Jana estaba sentada en silencio junto a la ventana, la luz tenue de la lámpara en la habitación no era suficiente para ahuyentar la oscuridad del exterior. La lluvia caía incesante, cada gota como un susurro, como una melodía triste que nunca terminaba. Miraba hacia afuera, donde solo había calles vacías y ramas de árboles moviéndose con el viento. La sensación de soledad la envolvía, como una cortina negra que cubría toda la luz en su vida.
Desde que Cruz ordenó prohibir que los sirvientes se acercaran a ella, Jana sintió que la empujaban hacia un pozo profundo sin fondo. Nadie se acercaba, nadie sonreía, nadie decía una palabra de consuelo. Las miradas frías y distantes de las personas a su alrededor hacían que su corazón se rompiera. Antes había sido la dueña de esta casa, alguien a quien todos respetaban y querían. Pero ahora, solo le quedaban el dolor y la soledad.
En un momento de tranquilidad, sintió claramente cómo la desesperación se alzaba dentro de ella. Jana no sabía qué hacer para salir de estas sombras, no sabía si alguien recordaba aún su existencia en esa casa. Sacó una pluma y comenzó a escribir una carta, no dirigida a nadie más, sino a sí misma, como una forma de desahogar las emociones que no podía compartir con nadie.
“Señor, no sé qué hacer. Siento que me estoy muriendo, no físicamente, sino en el alma. Cada día tengo que luchar contra la soledad, el abandono y el miedo que no puedo expresar en palabras. Pero tal vez lo que más temo no sea lo que Cruz hace conmigo, sino el silencio en esta casa. Todos me han dado la espalda, ya nadie me ve como una persona. No puedo vivir así. No puedo…”
Jana se detuvo, levantó la cabeza y miró a su alrededor, sintiendo como si alguien la estuviera observando. Se volvió y miró hacia la oscuridad en la esquina de la habitación, donde todo seguía en silencio, sin diferencia respecto a antes. Pero había una sensación extraña, como si hubiera unos ojos siguiéndola, observando cada movimiento, cada palabra escrita en la página. Se levantó, se acercó a la ventana y miró hacia la noche.

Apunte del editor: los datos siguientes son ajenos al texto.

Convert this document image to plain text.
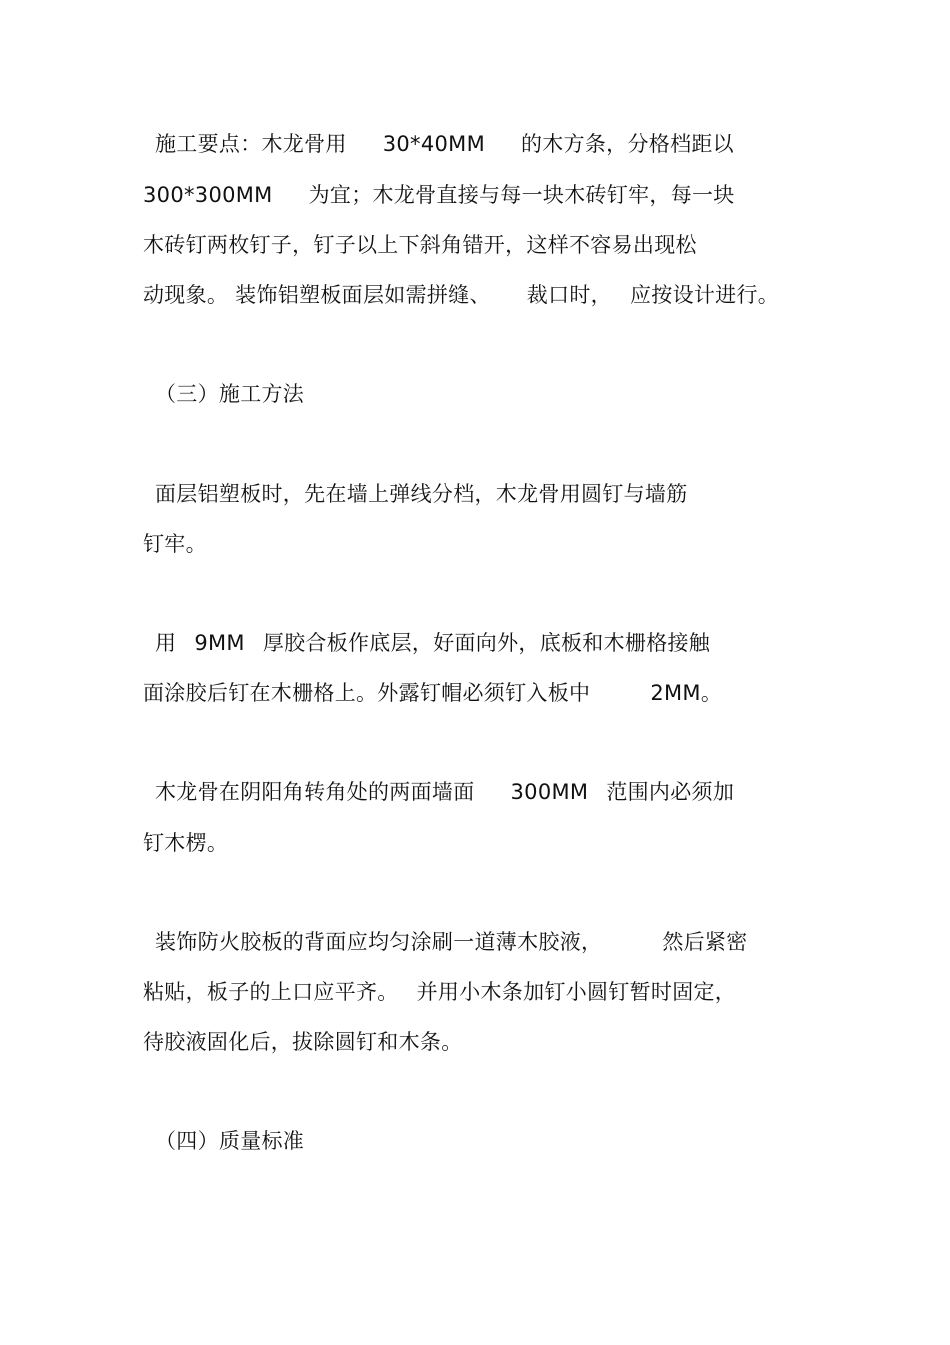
施工要点：木龙骨用 30*40MM 的木方条，分格档距以
300*300MM 为宜；木龙骨直接与每一块木砖钉牢，每一块
木砖钉两枚钉子，钉子以上下斜角错开，这样不容易出现松
动现象。 装饰铝塑板面层如需拼缝、 裁口时， 应按设计进行。
（三）施工方法
面层铝塑板时，先在墙上弹线分档，木龙骨用圆钉与墙筋
钉牢。
用 9MM 厚胶合板作底层，好面向外，底板和木栅格接触
面涂胶后钉在木栅格上。外露钉帽必须钉入板中	2MM。
木龙骨在阴阳角转角处的两面墙面 300MM 范围内必须加
钉木楞。
装饰防火胶板的背面应均匀涂刷一道薄木胶液，	然后紧密
粘贴，板子的上口应平齐。 并用小木条加钉小圆钉暂时固定，
待胶液固化后，拔除圆钉和木条。
（四）质量标准
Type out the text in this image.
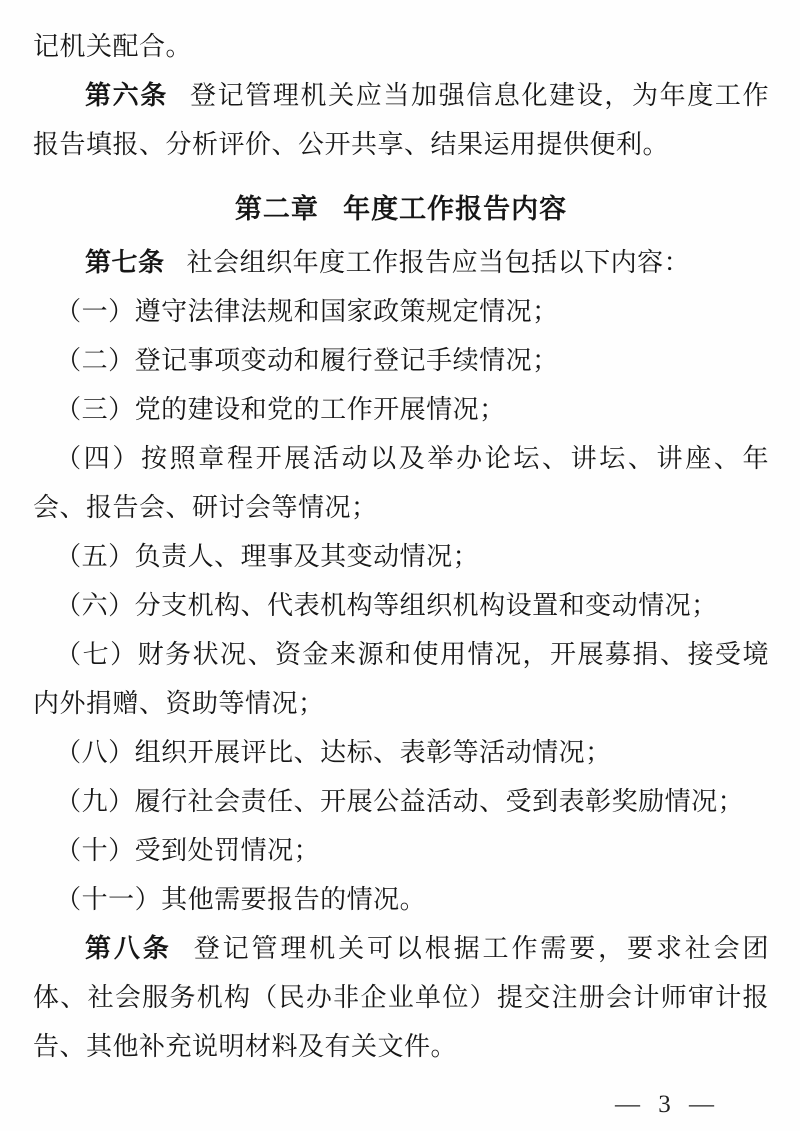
记机关配合。

第六条 登记管理机关应当加强信息化建设，为年度工作报告填报、分析评价、公开共享、结果运用提供便利。

第二章 年度工作报告内容

第七条 社会组织年度工作报告应当包括以下内容：

（一）遵守法律法规和国家政策规定情况；

（二）登记事项变动和履行登记手续情况；

（三）党的建设和党的工作开展情况；

（四）按照章程开展活动以及举办论坛、讲坛、讲座、年会、报告会、研讨会等情况；

（五）负责人、理事及其变动情况；

（六）分支机构、代表机构等组织机构设置和变动情况；

（七）财务状况、资金来源和使用情况，开展募捐、接受境内外捐赠、资助等情况；

（八）组织开展评比、达标、表彰等活动情况；

（九）履行社会责任、开展公益活动、受到表彰奖励情况；

（十）受到处罚情况；

（十一）其他需要报告的情况。

第八条 登记管理机关可以根据工作需要，要求社会团体、社会服务机构（民办非企业单位）提交注册会计师审计报告、其他补充说明材料及有关文件。

— 3 —
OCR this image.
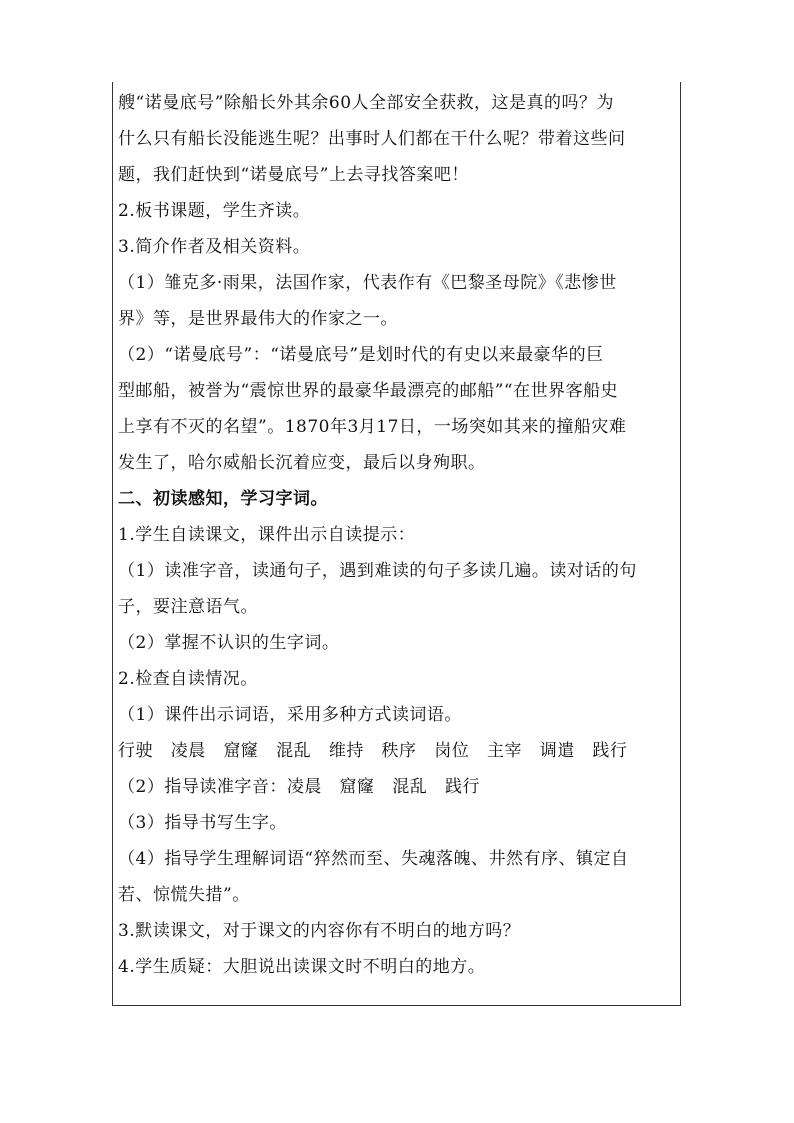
艘“诺曼底号”除船长外其余60人全部安全获救，这是真的吗？为
什么只有船长没能逃生呢？出事时人们都在干什么呢？带着这些问
题，我们赶快到“诺曼底号”上去寻找答案吧！
2.板书课题，学生齐读。
3.简介作者及相关资料。
（1）雏克多·雨果，法国作家，代表作有《巴黎圣母院》《悲惨世
界》等，是世界最伟大的作家之一。
（2）“诺曼底号”：“诺曼底号”是划时代的有史以来最豪华的巨
型邮船，被誉为“震惊世界的最豪华最漂亮的邮船”“在世界客船史
上享有不灭的名望”。1870年3月17日，一场突如其来的撞船灾难
发生了，哈尔威船长沉着应变，最后以身殉职。
二、初读感知，学习字词。
1.学生自读课文，课件出示自读提示：
（1）读准字音，读通句子，遇到难读的句子多读几遍。读对话的句
子，要注意语气。
（2）掌握不认识的生字词。
2.检查自读情况。
（1）课件出示词语，采用多种方式读词语。
行驶   凌晨   窟窿   混乱   维持   秩序   岗位   主宰   调遣   践行
（2）指导读准字音：凌晨   窟窿   混乱   践行
（3）指导书写生字。
（4）指导学生理解词语“猝然而至、失魂落魄、井然有序、镇定自
若、惊慌失措”。
3.默读课文，对于课文的内容你有不明白的地方吗？
4.学生质疑：大胆说出读课文时不明白的地方。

Bajo la débil luz de la lámpara, no podía ver claramente, pero sentía como si una figura extraña se moviera en el patio, escondida en las sombras. Un escalofrío recorrió su espalda. No sabía quién era esa persona, pero esa mirada… no era una mirada de compasión o comprensión, sino algo frío, lleno de peligro.
Jana tragó saliva, su corazón latía con fuerza. Rápidamente volvió a la mesa y miró la carta, pero ya no pudo terminarla. Parecía como si cada palabra, cada pensamiento, cada emoción fuera interrumpida por un nuevo miedo, un miedo que venía de las sombras dentro de la casa. Ya no era la dueña de esa casa. Ahora era una prisionera en el mismo espacio que alguna vez amó.